Quality measurement underlies accreditation, public reporting, pay-for-performance, and internal improvement work across health systems. Understanding how measures are constructed and what they can and cannot reveal helps clinicians and administrators interpret performance data critically. This entry describes how quality is measured at a system level and is not a basis for individual diagnostic or treatment decisions.

Evidence & guidelines

The conceptual foundation rests on Donabedian's mid-twentieth-century work, later elaborated into operational guidance on classifying clinical indicators. Influential policy reports such as the Institute of Medicine's Crossing the Quality Chasm reframed quality around six aims (safe, effective, patient-centred, timely, efficient, equitable) and accelerated the adoption of systematic measurement.

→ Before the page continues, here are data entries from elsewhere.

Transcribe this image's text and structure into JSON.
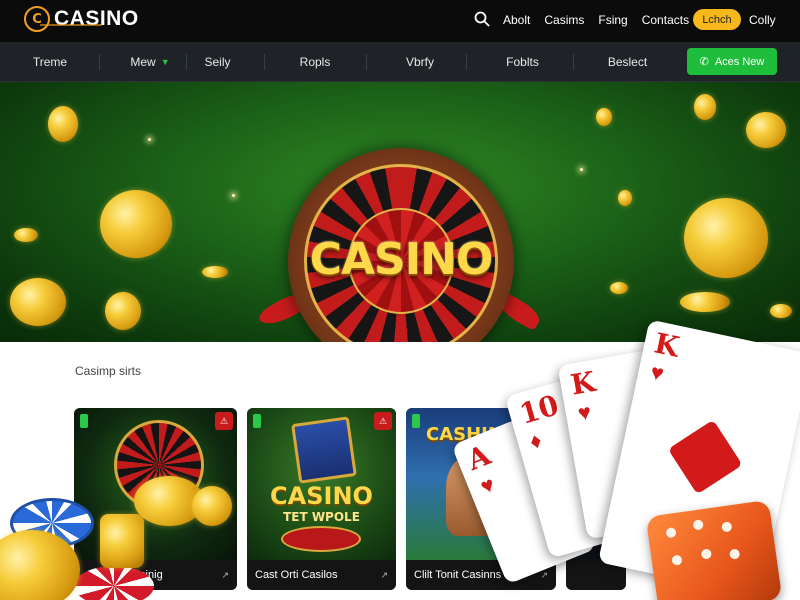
{
  "header": {
    "logo_text": "CASINO",
    "logo_mark": "C",
    "links": [
      "Abolt",
      "Casims",
      "Fsing",
      "Contacts"
    ],
    "launch_label": "Lchch",
    "lang_label": "Colly"
  },
  "nav": {
    "items": [
      "Treme",
      "Mew",
      "Seily",
      "Ropls",
      "Vbrfy",
      "Foblts",
      "Beslect"
    ],
    "cta_label": "Aces New",
    "cta_icon": "phone-icon"
  },
  "hero": {
    "title": "CASINO"
  },
  "content": {
    "section_label": "Casimp sirts",
    "cards": [
      {
        "name": "Casinig",
        "caption": "",
        "badge": "⚠"
      },
      {
        "name": "Cast Orti Casilos",
        "caption_line1": "CASINO",
        "caption_line2": "TET WPOLE",
        "badge": "⚠"
      },
      {
        "name": "Clilt Tonit Casinns",
        "caption_line1": "CASHINO",
        "caption_line2": "",
        "badge": ""
      }
    ],
    "card_arrow": "↗"
  },
  "overlay": {
    "playing_cards": [
      {
        "rank": "A",
        "suit": "♥"
      },
      {
        "rank": "10",
        "suit": "♦"
      },
      {
        "rank": "K",
        "suit": "♥"
      },
      {
        "rank": "K",
        "suit": "♥"
      }
    ]
  },
  "colors": {
    "accent_orange": "#f3a01e",
    "cta_green": "#1fbd3c",
    "launch_yellow": "#f7b81c",
    "hero_green": "#2f8a24"
  }
}
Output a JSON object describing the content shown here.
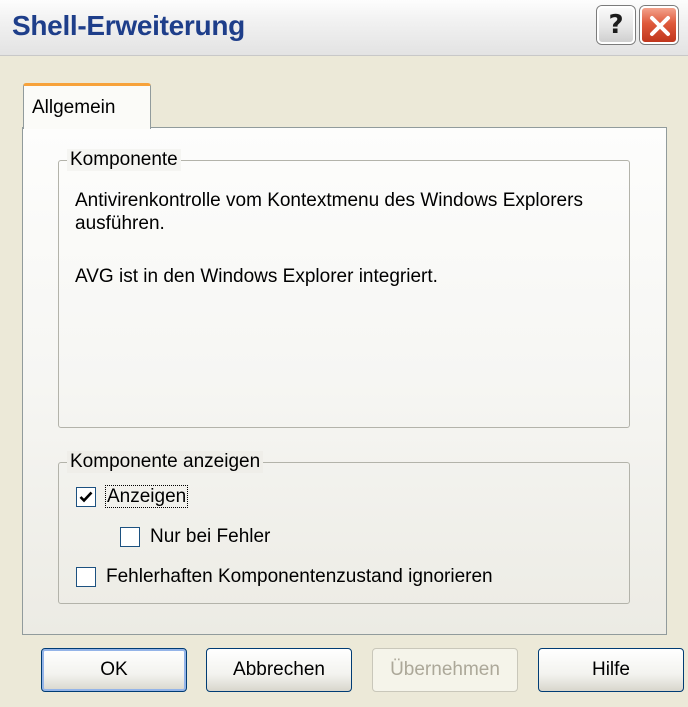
{
  "window": {
    "title": "Shell-Erweiterung",
    "help_button": "?",
    "close_button_icon": "close-x-icon"
  },
  "tabs": [
    {
      "label": "Allgemein",
      "active": true
    }
  ],
  "component_group": {
    "legend": "Komponente",
    "description_1": "Antivirenkontrolle vom Kontextmenu des Windows Explorers ausführen.",
    "description_2": "AVG ist in den Windows Explorer integriert."
  },
  "display_group": {
    "legend": "Komponente anzeigen",
    "options": [
      {
        "label": "Anzeigen",
        "checked": true
      },
      {
        "label": "Nur bei Fehler",
        "checked": false
      },
      {
        "label": "Fehlerhaften Komponentenzustand ignorieren",
        "checked": false
      }
    ]
  },
  "buttons": {
    "ok": "OK",
    "cancel": "Abbrechen",
    "apply": "Übernehmen",
    "apply_enabled": false,
    "help": "Hilfe"
  },
  "colors": {
    "title_text": "#1e3e8a",
    "close_button": "#df5a3c",
    "tab_highlight": "#f7a23a",
    "dialog_background": "#ece9d8"
  }
}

These sources are used here for their conceptual and methodological content rather than as clinical practice directives.

History

Systematic quality assessment emerged from early twentieth-century hospital standardisation efforts and was given enduring conceptual structure by Avedis Donabedian in 1966, who articulated the structure-process-outcome framework. Over subsequent decades the field expanded from professional audit toward standardised indicators, risk adjustment, and public reporting, propelled by policy reports that placed measurable quality at the centre of health-system reform.

Key figures

  • Avedis Donabedian
  • Jan Mainz

Related topics

Seminal works

  • donabedian-1966
  • donabedian-1988
  • iom-2001

Frequently asked questions

What is the difference between measuring quality and improving quality?
Measurement quantifies how well care matches defined standards; improvement uses that information to change practice. Measurement is a prerequisite for credible improvement, but a measure on its own does not change care.
Why is risk adjustment important when comparing providers?
Providers treat patients with different illness severity and characteristics. Without adjusting for these differences, a provider treating sicker patients may appear to deliver worse care when the outcomes actually reflect case mix rather than quality.